The Truth: Patch Tuesday, SUSE Quitting OpenStack, HP Needs a New Way to Sell Printers

Wednesday, 9 October 2019

Hump day! If you’re a windows admin, you’re probably busy patching systems. For everyone else, here’s what happened in the tech world since the last newsletter:

Yesterday was the second Tuesday of the month which, as usual, means lots of patches to install. Microsoft has fixed 59 vulnerabilities in Windows, Office, Edge and Azure. Nine of them are rated critical, including CVE-2019-1372, which allows the users of Azure virtual machines to execute code on the host machine itself. Remote code execution and privilege escalation in one! CVE-2019-1327 in Office allows attackers to take over a victim’s machine by getting them to open a manipulated document. The Register has details on many of the Microsoft patches here.

Adobe, for once, has not published any updates for Patch Tuesday.

SAP, however, has released fixes for eight vulnerabilities in NetWeaver, SQL Anywhere, BusinessObjects and other products. Two of these vulnerabilities have a CVSS rating that exceeds 9.

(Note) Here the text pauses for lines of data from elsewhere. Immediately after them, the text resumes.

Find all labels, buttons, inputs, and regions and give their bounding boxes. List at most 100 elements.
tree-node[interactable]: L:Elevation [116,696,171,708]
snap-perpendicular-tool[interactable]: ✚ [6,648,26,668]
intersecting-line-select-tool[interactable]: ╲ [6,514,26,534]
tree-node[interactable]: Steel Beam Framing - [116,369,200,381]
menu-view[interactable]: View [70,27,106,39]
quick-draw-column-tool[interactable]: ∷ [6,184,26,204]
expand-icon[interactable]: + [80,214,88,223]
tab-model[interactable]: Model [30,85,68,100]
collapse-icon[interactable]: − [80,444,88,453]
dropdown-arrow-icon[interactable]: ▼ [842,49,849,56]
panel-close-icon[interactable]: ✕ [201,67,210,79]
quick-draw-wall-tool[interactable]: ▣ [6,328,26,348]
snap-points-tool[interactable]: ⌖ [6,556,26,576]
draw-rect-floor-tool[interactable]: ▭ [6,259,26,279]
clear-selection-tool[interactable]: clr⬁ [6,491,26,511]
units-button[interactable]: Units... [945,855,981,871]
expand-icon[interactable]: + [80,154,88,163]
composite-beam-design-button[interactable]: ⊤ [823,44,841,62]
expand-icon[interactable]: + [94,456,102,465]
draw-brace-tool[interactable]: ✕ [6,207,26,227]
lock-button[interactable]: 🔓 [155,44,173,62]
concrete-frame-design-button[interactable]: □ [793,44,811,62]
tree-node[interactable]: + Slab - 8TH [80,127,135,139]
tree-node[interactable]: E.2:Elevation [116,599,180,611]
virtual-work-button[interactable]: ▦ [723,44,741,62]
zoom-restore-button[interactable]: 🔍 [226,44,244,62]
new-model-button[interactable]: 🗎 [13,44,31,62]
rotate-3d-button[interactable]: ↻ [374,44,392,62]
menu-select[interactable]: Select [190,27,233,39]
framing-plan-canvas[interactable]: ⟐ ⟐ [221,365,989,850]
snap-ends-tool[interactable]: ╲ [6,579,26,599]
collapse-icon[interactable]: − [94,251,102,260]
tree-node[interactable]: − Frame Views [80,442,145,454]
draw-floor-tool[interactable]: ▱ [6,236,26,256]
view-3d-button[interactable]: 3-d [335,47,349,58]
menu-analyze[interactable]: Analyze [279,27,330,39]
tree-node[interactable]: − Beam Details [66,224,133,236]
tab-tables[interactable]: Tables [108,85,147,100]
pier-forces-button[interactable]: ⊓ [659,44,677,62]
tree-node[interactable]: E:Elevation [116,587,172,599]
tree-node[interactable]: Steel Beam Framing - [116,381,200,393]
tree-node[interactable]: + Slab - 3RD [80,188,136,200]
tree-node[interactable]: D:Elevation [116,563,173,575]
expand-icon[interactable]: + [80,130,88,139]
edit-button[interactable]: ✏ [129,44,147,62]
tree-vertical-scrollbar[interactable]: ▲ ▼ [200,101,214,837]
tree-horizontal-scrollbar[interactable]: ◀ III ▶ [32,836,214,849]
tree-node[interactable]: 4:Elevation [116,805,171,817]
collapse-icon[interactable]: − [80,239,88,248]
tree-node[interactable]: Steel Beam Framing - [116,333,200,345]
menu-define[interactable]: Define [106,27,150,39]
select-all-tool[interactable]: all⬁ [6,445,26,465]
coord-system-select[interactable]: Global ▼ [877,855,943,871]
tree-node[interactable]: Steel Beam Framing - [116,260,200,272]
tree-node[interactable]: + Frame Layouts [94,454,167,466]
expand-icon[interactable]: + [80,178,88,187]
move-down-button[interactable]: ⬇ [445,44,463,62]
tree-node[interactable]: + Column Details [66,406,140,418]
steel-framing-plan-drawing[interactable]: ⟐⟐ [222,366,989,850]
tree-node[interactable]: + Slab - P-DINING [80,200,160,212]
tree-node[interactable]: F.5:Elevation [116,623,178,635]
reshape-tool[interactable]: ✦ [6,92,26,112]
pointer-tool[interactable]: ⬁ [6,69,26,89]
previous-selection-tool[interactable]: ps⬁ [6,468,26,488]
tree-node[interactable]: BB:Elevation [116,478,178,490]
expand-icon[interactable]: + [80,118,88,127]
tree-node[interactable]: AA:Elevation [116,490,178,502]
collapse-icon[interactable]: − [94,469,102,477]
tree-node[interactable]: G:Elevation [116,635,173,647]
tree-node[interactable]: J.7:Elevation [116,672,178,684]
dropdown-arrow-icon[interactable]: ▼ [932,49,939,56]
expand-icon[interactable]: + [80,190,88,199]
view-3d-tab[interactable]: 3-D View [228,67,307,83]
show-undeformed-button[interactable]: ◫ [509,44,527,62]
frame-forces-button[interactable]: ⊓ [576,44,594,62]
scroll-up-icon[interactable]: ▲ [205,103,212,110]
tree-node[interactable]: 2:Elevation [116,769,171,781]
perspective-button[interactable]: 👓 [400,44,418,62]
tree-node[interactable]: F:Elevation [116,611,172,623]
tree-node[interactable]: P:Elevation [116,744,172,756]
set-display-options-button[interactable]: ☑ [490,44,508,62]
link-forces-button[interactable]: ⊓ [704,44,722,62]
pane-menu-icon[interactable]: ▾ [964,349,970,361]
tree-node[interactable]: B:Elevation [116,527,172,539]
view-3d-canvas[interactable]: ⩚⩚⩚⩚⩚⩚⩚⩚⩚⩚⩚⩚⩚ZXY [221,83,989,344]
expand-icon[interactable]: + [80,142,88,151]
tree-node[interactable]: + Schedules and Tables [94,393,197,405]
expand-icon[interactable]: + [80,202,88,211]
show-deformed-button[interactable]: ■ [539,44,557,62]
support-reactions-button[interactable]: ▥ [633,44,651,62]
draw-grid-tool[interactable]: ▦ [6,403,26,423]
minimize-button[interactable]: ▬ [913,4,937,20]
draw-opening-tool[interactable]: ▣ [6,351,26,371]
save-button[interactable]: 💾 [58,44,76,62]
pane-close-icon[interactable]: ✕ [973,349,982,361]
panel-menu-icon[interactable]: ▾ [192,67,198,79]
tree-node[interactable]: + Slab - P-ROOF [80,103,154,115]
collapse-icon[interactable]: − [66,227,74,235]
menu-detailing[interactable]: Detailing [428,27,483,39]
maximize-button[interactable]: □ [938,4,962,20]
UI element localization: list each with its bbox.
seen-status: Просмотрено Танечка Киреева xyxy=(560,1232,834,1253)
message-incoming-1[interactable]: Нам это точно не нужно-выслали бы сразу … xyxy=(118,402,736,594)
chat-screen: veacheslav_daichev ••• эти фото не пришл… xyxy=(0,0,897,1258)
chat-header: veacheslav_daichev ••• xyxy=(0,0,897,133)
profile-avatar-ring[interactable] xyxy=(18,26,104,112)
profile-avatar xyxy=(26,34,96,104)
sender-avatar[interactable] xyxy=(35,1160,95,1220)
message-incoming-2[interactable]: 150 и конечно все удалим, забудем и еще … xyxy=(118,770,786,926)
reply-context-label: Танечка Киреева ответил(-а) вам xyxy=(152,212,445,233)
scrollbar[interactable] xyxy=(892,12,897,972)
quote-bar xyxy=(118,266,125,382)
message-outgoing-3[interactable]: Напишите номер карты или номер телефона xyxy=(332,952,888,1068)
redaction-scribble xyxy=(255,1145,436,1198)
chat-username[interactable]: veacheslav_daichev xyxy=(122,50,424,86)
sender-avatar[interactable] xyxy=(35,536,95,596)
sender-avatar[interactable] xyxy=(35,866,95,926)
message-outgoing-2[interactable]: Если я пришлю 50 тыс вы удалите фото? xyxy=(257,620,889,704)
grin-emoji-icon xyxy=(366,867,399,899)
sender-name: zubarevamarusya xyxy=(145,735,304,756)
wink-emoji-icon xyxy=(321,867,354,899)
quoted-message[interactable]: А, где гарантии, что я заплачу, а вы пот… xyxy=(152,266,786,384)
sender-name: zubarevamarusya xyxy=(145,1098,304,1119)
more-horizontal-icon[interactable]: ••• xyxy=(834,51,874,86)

German Linux company SUSE is getting rid of its OpenStack commitment. It’s a bit of an unexpected move, The Register explains: “Coming less than a month before OpenStack’s Shanghai Open Infrastructure Summit and a scant few since SUSE released Cloud 9, chock full of OpenStack Rocky goodness, the move will raise a few eyebrows. Not least those of Matthew Johns, the outfit’s product and solutions marketing manager for Cloud Solutions, who had cheerfully posted a blog just over a week earlier on how to upgrade OpenStack.” For a long time, SUSE was one of the primary forces behind OpenStack. “SUSE is a founding member and platinum sponsor of the OpenStack Foundation and was the first to launch a commercially supported OpenStack distro in 2012, based on the Essex release. Seven years on, the party is over.” It looks like they are now moving towards Kubernetes instead.

Printers, like razors, are famous for a business model that involves selling the main device at a loss and making money by selling a consumable – in the case of the printer, this would be ink cartridges. Apparently, this business model doesn’t work anymore for HP, one of the biggest printer manufacturers: “HP is overturning a print sales model that helped it amass billions in profits over the decades but is now challenged by rival supplies makers luring customers with cheaper ink and toner cartridges.” They are now shifting more and more to selling printers that come preloaded with years' worth of ink or toner. The big question here is if that will work. After all, what is stopping other companies to do the same with those bigger tanks that they did with the smaller cartridges? “HP did not explain how it will ensure its locked printers only accept its own-branded supplies; supplies cloners and re-manufacturers have reverse-engineered cartridge smart chips for more than a decade.”

Twitter gave advertisers access to private information of its users by accident. Email addresses or phone numbers entered for security purposes could thus be used to target ads. Yes, they are really saying that this happened by accident. I wonder if all the money they made from this was an accident, too?

Response to Twitter Oopsie

Blizzard has suspendet a Hearthstone pro after he voiced his support for pro-democracy protesters in his home province of Hong Kong in an interview. The pro, known by the handle Blitzchung, is now banned from the digital CCG for a year and had his winnings cancelled. Blizzard is partly owned by Tencent, a Chinese company and the protesters advocate for independence from China. “Fuel Games, developer of rival card game Gods Unchained, tweeted Tuesday its support for Blitzchung and said it’ll pay ‘all of his lost winnings.’ The developer will also invite him to its $500,000 tournament.” This stuff isn’t unprecedented in the CCG world. After Magic The Gathering pro player Owen Turtenwald was kicked out of the Magic Pro League and banned from MTG tournaments for alleged inappropriate behaviour towards female players, he became a professional Hearthstone player.